Fresno Workers Face Language Discrimination
In the summer of 1998, 23 Latina and Southeast Asian women who worked at a manufacturing plant in Fresno, California, were told that they would be the first to be fired if they were unable to score 100% on a test of their English language skills. This was even though each of them had performed their jobs well for years, and despite the fact that their work—routine and simple in nature—simply did not require them to have a mastery of English. And as would have been obvious to their employer, Nibco Inc., none of these women were able to achieve a perfect score. So Nibco terminated them before everyone else at the plant—even before far less experienced workers. By contrast, all of the Caucasian workers at the plant were able to pass the test, since Nibco had given them “cheat sheets” that were only in English.
Nibco’s homemade English test had nothing to do with the jobs people actually performed at the plant. Only immigrants of color lost their jobs because of it. So, in 1999 LAS–ELC brought a civil rights lawsuit in U.S. District Court, charging that Nibco had discriminated against the 23 women on the basis of their language and national origin, in violation of Title VII of the Civil Rights Act of 1964.
The Rivera v. Nibco litigation has been extraordinarily hard-fought. Indeed, four years of the case had to be spent defending against Nibco’’s ultimately unsuccessful efforts to discover the immigration status of the Rivera plaintiffs, despite its total irrelevance to the issue of discrimination. Noting the widespread use of similar tactics by employers to discourage immigrant workers from bringing valid claims to enforce their civil rights, the U.S. Court of Appeals for the Ninth Circuit in 2004 issued a landmark opinion—since cited by over 80 federal courts and hundreds of additional legal authorities—which held that the chilling and intimidating effect of such inquiries outweighed any conceivable legitimate purposes they might have. The U.S. Supreme Court refused to hear Nibco’’s appeal from this appellate ruling in 2005.
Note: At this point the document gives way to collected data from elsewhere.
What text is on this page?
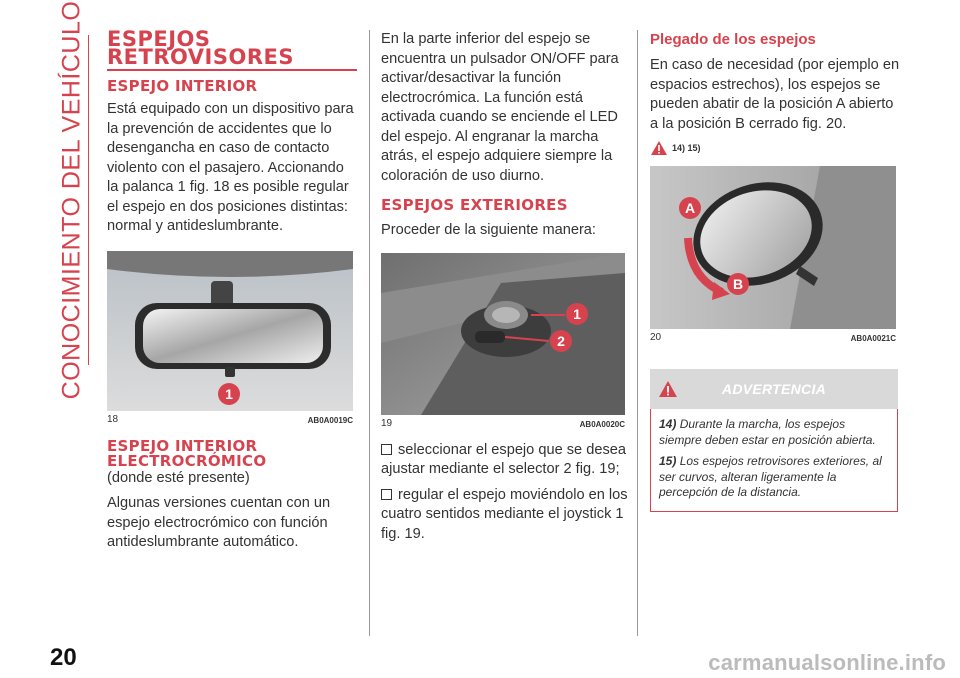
CONOCIMIENTO DEL VEHÍCULO ESPEJOS
RETROVISORES
ESPEJO INTERIOR

Está equipado con un dispositivo para la prevención de accidentes que lo desengancha en caso de contacto violento con el pasajero. Accionando la palanca 1 fig. 18 es posible regular el espejo en dos posiciones distintas: normal y antideslumbrante.

1
18	AB0A0019C
ESPEJO INTERIOR
ELECTROCRÓMICO

(donde esté presente)

Algunas versiones cuentan con un espejo electrocrómico con función antideslumbrante automático.

En la parte inferior del espejo se encuentra un pulsador ON/OFF para activar/desactivar la función electrocrómica. La función está activada cuando se enciende el LED del espejo. Al engranar la marcha atrás, el espejo adquiere siempre la coloración de uso diurno.

ESPEJOS EXTERIORES

Proceder de la siguiente manera:

1
2
19	AB0A0020C

seleccionar el espejo que se desea ajustar mediante el selector 2 fig. 19;

regular el espejo moviéndolo en los cuatro sentidos mediante el joystick 1 fig. 19.

Plegado de los espejos

En caso de necesidad (por ejemplo en espacios estrechos), los espejos se pueden abatir de la posición A abierto a la posición B cerrado fig. 20.

14) 15)
A
B
20	AB0A0021C
ADVERTENCIA
14) Durante la marcha, los espejos siempre deben estar en posición abierta.
15) Los espejos retrovisores exteriores, al ser curvos, alteran ligeramente la percepción de la distancia.
20	carmanualsonline.info
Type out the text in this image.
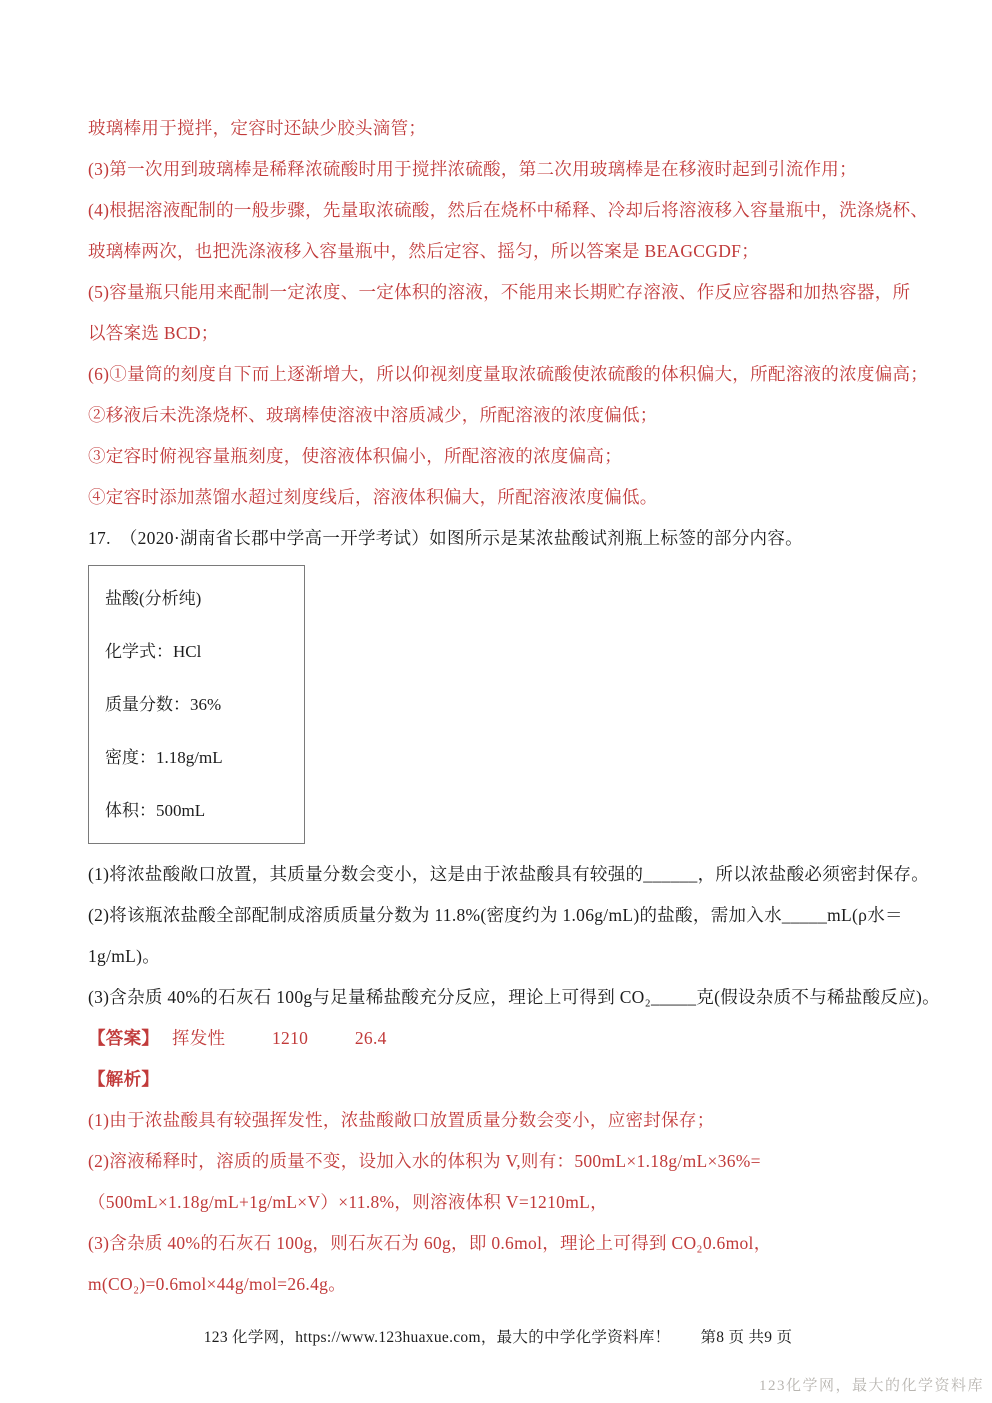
玻璃棒用于搅拌，定容时还缺少胶头滴管；

(3)第一次用到玻璃棒是稀释浓硫酸时用于搅拌浓硫酸，第二次用玻璃棒是在移液时起到引流作用；

(4)根据溶液配制的一般步骤，先量取浓硫酸，然后在烧杯中稀释、冷却后将溶液移入容量瓶中，洗涤烧杯、

玻璃棒两次，也把洗涤液移入容量瓶中，然后定容、摇匀，所以答案是 BEAGCGDF；

(5)容量瓶只能用来配制一定浓度、一定体积的溶液，不能用来长期贮存溶液、作反应容器和加热容器，所

以答案选 BCD；

(6)①量筒的刻度自下而上逐渐增大，所以仰视刻度量取浓硫酸使浓硫酸的体积偏大，所配溶液的浓度偏高；

②移液后未洗涤烧杯、玻璃棒使溶液中溶质减少，所配溶液的浓度偏低；

③定容时俯视容量瓶刻度，使溶液体积偏小，所配溶液的浓度偏高；

④定容时添加蒸馏水超过刻度线后，溶液体积偏大，所配溶液浓度偏低。

17.　（2020·湖南省长郡中学高一开学考试）如图所示是某浓盐酸试剂瓶上标签的部分内容。

盐酸(分析纯)

化学式：HCl

质量分数：36%

密度：1.18g/mL

体积：500mL

(1)将浓盐酸敞口放置，其质量分数会变小，这是由于浓盐酸具有较强的______，所以浓盐酸必须密封保存。

(2)将该瓶浓盐酸全部配制成溶质质量分数为 11.8%(密度约为 1.06g/mL)的盐酸，需加入水_____mL(ρ水＝

1g/mL)。

(3)含杂质 40%的石灰石 100g与足量稀盐酸充分反应，理论上可得到 CO₂_____克(假设杂质不与稀盐酸反应)。

【答案】 挥发性	1210	26.4

【解析】

(1)由于浓盐酸具有较强挥发性，浓盐酸敞口放置质量分数会变小，应密封保存；

(2)溶液稀释时，溶质的质量不变，设加入水的体积为 V,则有：500mL×1.18g/mL×36%=

（500mL×1.18g/mL+1g/mL×V）×11.8%，则溶液体积 V=1210mL，

(3)含杂质 40%的石灰石 100g，则石灰石为 60g，即 0.6mol，理论上可得到 CO₂0.6mol，

m(CO₂)=0.6mol×44g/mol=26.4g。

123 化学网，https://www.123huaxue.com，最大的中学化学资料库！ 第8 页 共9 页

123化学网，最大的化学资料库
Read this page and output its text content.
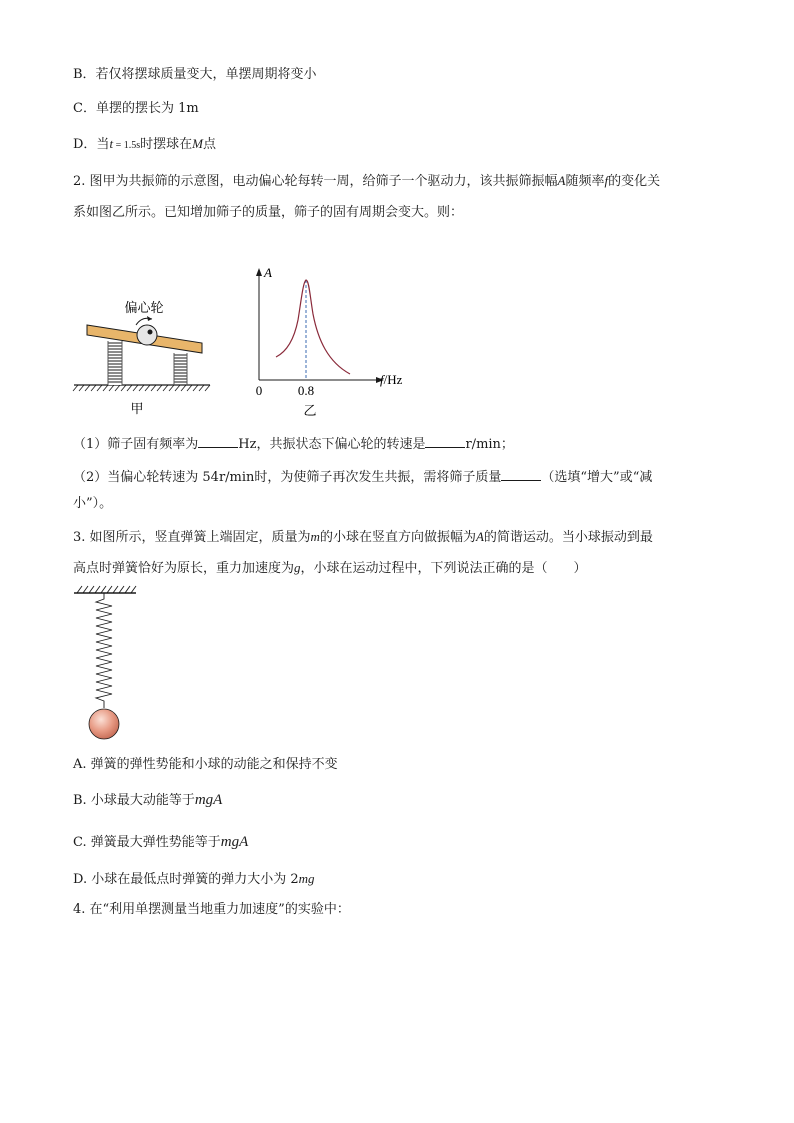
B．若仅将摆球质量变大，单摆周期将变小
C．单摆的摆长为 1m
D．当t = 1.5s时摆球在M点
2. 图甲为共振筛的示意图，电动偏心轮每转一周，给筛子一个驱动力，该共振筛振幅A随频率f的变化关
系如图乙所示。已知增加筛子的质量，筛子的固有周期会变大。则：
偏心轮
甲
A
f/Hz
0	0.8
乙
（1）筛子固有频率为	Hz，共振状态下偏心轮的转速是	r/min；
（2）当偏心轮转速为 54r/min时，为使筛子再次发生共振，需将筛子质量	（选填“增大”或“减
小”）。
3. 如图所示，竖直弹簧上端固定，质量为m的小球在竖直方向做振幅为A的简谐运动。当小球振动到最
高点时弹簧恰好为原长，重力加速度为g，小球在运动过程中，下列说法正确的是（　　）
A. 弹簧的弹性势能和小球的动能之和保持不变
B. 小球最大动能等于mgA
C. 弹簧最大弹性势能等于mgA
D. 小球在最低点时弹簧的弹力大小为 2mg
4. 在“利用单摆测量当地重力加速度”的实验中：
Rivera v. Nibco went to trial before a federal jury in Fresno in October 2008, more than nine years after the case was filed. Over the course of seven weeks, the Rivera plaintiffs presented substantial evidence, including from experts in linguistics, corporate management, and workplace safety, that Nibco’s English test had nothing to do with the workers’ job duties, and that it served only to discriminate against them because of their national origin. At the conclusion of the trial, the overwhelmingly Caucasian ten-member jury returned a verdict in Nibco’s favor. On March 29, 2010, however, the U.S. Court of Appeals for the Ninth Circuit reversed the jury’s verdict and ordered that the Rivera plaintiffs be given a new trial. The Ninth Circuit’s order was based on its determination that, during the jury selection phase, Nibco had used its “peremptory” juror strikes to discriminatorily remove at least one Latina prospective juror from the juror on account of her ethnicity—a violation of the United States Constitution’s guarantee of equal protection.
LAS–ELC and its clients are currently awaiting further orders of the district court regarding the retrial of this case.